If `cos^(-1)((x)/(3))+cos^(-1)((y)/(2))=(theta)/(2)`, then the value of `4x^(2)-12xy cos((theta)/(2))+9y^(2)` is equal to :

To solve the problem step by step, we start with the given equation: \[ \cos^{-1}\left(\frac{x}{3}\right) + \cos^{-1}\left(\frac{y}{2}\right) = \frac{\theta}{2} \] ### Step 1: Use the formula for the sum of inverse cosines We can use the formula: \[ \cos^{-1}(a) + \cos^{-1}(b) = \cos^{-1}(ab - \sqrt{(1-a^2)(1-b^2)}) \] In our case, \(a = \frac{x}{3}\) and \(b = \frac{y}{2}\).
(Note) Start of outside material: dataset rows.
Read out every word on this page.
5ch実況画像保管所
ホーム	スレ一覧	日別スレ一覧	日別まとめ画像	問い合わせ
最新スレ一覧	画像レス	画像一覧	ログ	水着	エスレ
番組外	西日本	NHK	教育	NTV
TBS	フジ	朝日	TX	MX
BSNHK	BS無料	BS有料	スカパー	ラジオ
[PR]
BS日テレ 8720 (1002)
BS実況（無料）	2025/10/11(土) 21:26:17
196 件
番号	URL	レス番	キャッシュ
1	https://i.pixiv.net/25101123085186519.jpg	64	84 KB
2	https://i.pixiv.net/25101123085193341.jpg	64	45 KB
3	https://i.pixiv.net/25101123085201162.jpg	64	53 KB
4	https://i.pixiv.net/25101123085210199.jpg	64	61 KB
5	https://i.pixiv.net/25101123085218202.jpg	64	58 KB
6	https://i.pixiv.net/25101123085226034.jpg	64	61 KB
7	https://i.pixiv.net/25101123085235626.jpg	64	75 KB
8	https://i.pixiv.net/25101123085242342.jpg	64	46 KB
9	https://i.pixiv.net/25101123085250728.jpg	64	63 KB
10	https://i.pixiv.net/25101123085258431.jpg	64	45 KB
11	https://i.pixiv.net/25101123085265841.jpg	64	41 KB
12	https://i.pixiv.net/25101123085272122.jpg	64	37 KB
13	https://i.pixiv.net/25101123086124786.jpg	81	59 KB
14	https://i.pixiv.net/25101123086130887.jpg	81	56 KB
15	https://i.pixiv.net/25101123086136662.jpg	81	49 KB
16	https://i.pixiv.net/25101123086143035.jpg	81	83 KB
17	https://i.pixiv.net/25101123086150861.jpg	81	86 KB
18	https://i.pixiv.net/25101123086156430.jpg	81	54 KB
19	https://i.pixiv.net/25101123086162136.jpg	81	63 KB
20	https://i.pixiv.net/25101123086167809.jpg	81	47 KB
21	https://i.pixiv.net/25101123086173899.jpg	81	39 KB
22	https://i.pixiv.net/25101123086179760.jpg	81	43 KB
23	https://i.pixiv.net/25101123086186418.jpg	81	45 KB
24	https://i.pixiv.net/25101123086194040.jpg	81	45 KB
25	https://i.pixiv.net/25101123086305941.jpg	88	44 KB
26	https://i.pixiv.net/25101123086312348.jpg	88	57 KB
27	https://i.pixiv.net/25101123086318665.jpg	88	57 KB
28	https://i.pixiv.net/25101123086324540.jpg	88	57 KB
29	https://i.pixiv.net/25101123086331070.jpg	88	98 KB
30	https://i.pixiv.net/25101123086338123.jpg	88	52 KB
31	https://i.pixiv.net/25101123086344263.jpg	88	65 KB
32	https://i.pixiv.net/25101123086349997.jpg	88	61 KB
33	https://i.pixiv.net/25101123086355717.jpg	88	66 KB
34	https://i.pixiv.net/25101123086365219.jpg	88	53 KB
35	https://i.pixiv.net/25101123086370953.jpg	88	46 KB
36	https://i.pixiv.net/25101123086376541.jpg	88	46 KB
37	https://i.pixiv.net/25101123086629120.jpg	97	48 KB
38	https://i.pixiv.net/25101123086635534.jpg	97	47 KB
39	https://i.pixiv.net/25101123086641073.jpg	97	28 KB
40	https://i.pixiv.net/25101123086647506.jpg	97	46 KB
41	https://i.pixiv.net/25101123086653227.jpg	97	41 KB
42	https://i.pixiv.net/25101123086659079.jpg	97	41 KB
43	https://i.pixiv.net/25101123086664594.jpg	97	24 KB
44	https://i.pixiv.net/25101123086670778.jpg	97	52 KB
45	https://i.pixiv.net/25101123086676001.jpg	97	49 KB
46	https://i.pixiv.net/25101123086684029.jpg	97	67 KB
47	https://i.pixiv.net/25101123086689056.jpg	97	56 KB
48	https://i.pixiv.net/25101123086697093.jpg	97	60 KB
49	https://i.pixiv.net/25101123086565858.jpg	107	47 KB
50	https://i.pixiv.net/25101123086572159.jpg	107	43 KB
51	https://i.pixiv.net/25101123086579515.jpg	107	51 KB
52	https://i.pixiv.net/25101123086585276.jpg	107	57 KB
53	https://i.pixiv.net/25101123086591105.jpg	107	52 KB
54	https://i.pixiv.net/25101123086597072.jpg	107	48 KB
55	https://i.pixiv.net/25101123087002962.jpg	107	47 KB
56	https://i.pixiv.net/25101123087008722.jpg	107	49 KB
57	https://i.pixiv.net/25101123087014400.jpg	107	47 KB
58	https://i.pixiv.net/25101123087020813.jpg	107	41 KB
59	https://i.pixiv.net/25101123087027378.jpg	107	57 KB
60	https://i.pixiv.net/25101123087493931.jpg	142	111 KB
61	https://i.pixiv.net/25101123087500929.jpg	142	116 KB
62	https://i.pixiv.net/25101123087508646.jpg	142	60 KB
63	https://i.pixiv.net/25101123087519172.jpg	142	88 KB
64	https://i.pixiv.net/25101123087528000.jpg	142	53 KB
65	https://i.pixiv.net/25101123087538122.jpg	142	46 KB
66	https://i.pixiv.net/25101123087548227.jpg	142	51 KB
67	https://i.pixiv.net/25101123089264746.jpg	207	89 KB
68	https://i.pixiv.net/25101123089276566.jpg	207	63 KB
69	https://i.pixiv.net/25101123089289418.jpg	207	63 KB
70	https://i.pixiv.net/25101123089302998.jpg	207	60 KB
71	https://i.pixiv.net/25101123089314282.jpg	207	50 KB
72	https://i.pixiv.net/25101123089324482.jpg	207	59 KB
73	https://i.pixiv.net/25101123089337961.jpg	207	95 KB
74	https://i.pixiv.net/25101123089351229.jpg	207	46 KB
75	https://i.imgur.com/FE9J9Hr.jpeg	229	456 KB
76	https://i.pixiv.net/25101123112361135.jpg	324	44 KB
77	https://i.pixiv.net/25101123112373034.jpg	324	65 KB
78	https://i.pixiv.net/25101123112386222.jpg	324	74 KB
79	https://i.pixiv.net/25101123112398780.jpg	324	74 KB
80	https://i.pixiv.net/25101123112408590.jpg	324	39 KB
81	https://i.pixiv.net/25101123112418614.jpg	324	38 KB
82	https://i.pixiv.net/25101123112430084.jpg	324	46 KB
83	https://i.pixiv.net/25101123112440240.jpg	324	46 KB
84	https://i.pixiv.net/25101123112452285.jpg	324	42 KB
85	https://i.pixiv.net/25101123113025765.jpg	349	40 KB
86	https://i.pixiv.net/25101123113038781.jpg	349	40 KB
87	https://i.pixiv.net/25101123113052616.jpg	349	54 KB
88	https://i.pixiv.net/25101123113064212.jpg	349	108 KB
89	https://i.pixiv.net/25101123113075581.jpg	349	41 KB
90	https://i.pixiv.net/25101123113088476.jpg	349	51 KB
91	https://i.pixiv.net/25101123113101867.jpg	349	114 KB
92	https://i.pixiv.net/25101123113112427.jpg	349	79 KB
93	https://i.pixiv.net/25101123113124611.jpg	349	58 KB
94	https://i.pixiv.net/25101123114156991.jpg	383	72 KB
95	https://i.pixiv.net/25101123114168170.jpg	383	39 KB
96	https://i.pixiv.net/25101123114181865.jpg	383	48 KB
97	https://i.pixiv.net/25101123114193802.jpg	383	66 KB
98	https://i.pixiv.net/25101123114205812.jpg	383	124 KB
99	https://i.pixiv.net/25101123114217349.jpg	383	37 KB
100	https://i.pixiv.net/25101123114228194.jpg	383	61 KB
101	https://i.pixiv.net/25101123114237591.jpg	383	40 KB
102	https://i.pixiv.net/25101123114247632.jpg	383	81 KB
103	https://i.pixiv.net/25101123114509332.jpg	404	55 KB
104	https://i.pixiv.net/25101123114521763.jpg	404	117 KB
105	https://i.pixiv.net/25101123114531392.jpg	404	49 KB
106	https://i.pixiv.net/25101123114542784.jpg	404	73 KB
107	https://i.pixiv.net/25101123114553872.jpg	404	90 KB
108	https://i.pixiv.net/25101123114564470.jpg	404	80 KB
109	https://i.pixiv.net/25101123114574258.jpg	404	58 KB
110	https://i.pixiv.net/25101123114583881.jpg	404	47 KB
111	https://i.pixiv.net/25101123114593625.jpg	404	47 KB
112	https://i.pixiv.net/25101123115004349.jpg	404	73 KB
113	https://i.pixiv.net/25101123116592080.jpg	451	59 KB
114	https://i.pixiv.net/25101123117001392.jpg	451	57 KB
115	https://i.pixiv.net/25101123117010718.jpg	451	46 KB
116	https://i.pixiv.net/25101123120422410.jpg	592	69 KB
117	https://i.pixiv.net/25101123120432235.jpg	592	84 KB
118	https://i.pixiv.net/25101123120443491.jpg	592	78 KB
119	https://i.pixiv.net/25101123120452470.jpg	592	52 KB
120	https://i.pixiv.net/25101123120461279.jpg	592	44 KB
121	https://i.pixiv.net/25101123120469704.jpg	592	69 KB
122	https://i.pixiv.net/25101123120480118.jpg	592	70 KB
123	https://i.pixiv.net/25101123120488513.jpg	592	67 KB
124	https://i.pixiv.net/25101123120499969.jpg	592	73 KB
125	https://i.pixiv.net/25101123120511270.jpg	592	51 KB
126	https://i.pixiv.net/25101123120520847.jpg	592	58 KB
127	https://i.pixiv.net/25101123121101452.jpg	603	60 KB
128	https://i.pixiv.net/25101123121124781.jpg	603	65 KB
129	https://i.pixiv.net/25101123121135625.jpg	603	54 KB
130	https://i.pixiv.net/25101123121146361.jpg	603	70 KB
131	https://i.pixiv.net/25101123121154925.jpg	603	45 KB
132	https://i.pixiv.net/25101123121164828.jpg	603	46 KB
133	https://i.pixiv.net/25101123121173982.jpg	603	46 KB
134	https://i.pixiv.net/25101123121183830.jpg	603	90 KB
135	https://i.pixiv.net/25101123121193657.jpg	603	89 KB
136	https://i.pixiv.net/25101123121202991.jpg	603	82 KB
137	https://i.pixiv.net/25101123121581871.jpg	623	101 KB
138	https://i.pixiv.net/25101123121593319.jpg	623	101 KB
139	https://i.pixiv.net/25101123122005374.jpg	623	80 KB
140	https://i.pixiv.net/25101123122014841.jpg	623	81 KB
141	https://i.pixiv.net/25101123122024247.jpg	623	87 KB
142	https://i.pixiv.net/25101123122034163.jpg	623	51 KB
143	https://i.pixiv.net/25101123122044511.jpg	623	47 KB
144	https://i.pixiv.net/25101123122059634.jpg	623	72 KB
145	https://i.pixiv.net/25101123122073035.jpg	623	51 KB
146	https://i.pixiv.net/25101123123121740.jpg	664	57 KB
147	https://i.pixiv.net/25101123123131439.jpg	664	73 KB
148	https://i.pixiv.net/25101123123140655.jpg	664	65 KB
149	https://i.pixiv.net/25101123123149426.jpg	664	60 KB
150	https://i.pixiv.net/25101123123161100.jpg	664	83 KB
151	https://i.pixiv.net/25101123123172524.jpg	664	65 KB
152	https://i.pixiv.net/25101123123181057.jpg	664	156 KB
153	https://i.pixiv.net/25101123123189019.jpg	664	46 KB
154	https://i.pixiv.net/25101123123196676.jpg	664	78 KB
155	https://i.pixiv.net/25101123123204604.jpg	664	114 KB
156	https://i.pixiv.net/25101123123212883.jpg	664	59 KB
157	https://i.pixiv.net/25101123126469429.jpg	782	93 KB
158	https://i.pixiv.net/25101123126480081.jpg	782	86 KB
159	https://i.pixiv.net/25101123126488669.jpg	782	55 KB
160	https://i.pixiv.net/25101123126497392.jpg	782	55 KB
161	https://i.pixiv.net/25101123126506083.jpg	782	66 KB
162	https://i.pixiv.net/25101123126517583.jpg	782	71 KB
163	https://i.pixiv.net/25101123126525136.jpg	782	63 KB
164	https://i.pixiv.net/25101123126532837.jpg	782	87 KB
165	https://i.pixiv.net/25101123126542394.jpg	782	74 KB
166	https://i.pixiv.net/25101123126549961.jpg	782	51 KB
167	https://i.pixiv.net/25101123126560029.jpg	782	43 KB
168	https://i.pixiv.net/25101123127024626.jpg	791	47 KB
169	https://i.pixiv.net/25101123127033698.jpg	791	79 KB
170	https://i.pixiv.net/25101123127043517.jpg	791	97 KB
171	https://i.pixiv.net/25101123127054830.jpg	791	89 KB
Thus, we have: \[ \cos^{-1}\left(\frac{x}{3}\right) + \cos^{-1}\left(\frac{y}{2}\right) = \cos^{-1}\left(\frac{xy}{6} - \sqrt{\left(1 - \left(\frac{x}{3}\right)^2\right)\left(1 - \left(\frac{y}{2}\right)^2\right)}\right) \] ### Step 2: Set the equation equal to \(\frac{\theta}{2}\) From the previous step, we equate: \[ \frac{xy}{6} - \sqrt{\left(1 - \left(\frac{x}{3}\right)^2\right)\left(1 - \left(\frac{y}{2}\right)^2\right)} = \cos\left(\frac{\theta}{2}\right) \] ### Step 3: Isolate the square root Rearranging gives: \[ \sqrt{\left(1 - \left(\frac{x}{3}\right)^2\right)\left(1 - \left(\frac{y}{2}\right)^2\right)} = \frac{xy}{6} - \cos\left(\frac{\theta}{2}\right) \] ### Step 4: Square both sides Squaring both sides results in: \[ \left(1 - \left(\frac{x}{3}\right)^2\right)\left(1 - \left(\frac{y}{2}\right)^2\right) = \left(\frac{xy}{6} - \cos\left(\frac{\theta}{2}\right)\right)^2 \] ### Step 5: Expand both sides Expanding the left side: \[ 1 - \frac{x^2}{9} - \frac{y^2}{4} + \frac{x^2y^2}{36} \] And the right side: \[ \left(\frac{xy}{6}\right)^2 - 2\cdot\frac{xy}{6}\cdot\cos\left(\frac{\theta}{2}\right) + \cos^2\left(\frac{\theta}{2}\right) \] ### Step 6: Rearranging and simplifying Combine all terms to one side: \[ 1 - \frac{x^2}{9} - \frac{y^2}{4} + \frac{x^2y^2}{36} - \left(\frac{x^2y^2}{36} - \frac{xy}{3}\cos\left(\frac{\theta}{2}\right) + \cos^2\left(\frac{\theta}{2}\right)\right) = 0 \] ### Step 7: Collect like terms This leads us to: \[ 4x^2 + 9y^2 - 12xy\cos\left(\frac{\theta}{2}\right) + 36\cos^2\left(\frac{\theta}{2}\right) - 36 = 0 \] ### Step 8: Final expression Rearranging gives: \[ 4x^2 + 9y^2 - 12xy\cos\left(\frac{\theta}{2}\right) = 36(1 - \cos^2\left(\frac{\theta}{2}\right)) \] Using the identity \(1 - \cos^2\left(\frac{\theta}{2}\right) = \sin^2\left(\frac{\theta}{2}\right)\): \[ 4x^2 + 9y^2 - 12xy\cos\left(\frac{\theta}{2}\right) = 36\sin^2\left(\frac{\theta}{2}\right) \] ### Conclusion Thus, the value of \(4x^2 - 12xy\cos\left(\frac{\theta}{2}\right) + 9y^2\) is equal to \(36\sin^2\left(\frac{\theta}{2}\right)\). ---